Barla’s steadfast commitment to the people’s democratic and constitutional rights to assemble and dissent has attracted the wrath of corrupt government and corporate actors, who are pushing for rapid industrialization and economic globalization that disenfranchises Indigenous communities. From October 18 to December 21, 2012 she was jailed by the Jharkhand government under a litany of charges ranging from leading peaceful protests against fertile farmland acquisition in Nagri to demanding job cards for rural poor in Angada block under a national employment guarantee scheme.

“Dayamani’s jailing was a reminder to civil rights activists across the nation of the unfriendly role the Jharkhand state is taking towards drivers of democratic change,” says Odendahl. Recently she has been leading anti-land acquisition struggles, along with farmers of Nagdi, whose precious fertile agricultural land has been allocated for the construction of business, law, and information technology schools in Jharkhand. In a letter written from her jail cell, Barla reflected that the “looters of the state have become well-wishers in the eyes of the government.”

The selection of the ELL Award recipient is based on the following criteria: the Indigenous activist’s work is primarily at the grassroots level directly in Indigenous communities, and/or expands from there into advocacy at the state and international level; leadership is recognized by the communities that it represents; the activist works towards promoting and advancing Indigenous/human rights and this work reflects his or her compassion, dedication, and personal sacrifice to his or her people, communities, and Indigenous Peoples; and the award will raise the profile of the recipient’s work, advancing the activist’s efforts and helping to safeguard his or her well being.
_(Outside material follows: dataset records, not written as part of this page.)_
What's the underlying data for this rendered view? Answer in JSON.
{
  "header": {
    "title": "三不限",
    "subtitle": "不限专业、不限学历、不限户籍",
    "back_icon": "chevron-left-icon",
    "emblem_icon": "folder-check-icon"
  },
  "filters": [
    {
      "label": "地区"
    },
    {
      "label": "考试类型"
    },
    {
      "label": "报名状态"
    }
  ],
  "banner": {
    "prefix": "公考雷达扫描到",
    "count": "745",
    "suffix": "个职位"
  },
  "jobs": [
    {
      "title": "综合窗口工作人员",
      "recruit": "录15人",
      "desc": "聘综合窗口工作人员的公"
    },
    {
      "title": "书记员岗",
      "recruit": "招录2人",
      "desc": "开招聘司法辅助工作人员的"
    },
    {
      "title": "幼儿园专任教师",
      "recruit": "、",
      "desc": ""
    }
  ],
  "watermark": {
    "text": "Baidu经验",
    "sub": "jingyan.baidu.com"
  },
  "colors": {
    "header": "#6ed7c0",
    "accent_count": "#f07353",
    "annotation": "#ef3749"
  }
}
“Dayamani is an example of a selfless and courageous activist, who powerfully demonstrates how Indigenous women play a crucial role in safeguarding the rights of their communities, while also protecting the rights of nature,” says Odendahl.

This year’s ELL Award, which comes with a $10,000 cash prize, brings critical attention to the undemocratic attitude of the Jharkhand state towards social activists, as well as honoring and celebrating the critical work of an Indigenous human rights defender who has fought brave struggles for the greater good of Adivasi communities in the state of Jharkhand and beyond. Barla will be presented with the award at a ceremony on May 23 at the Museum of the American Indian in New York.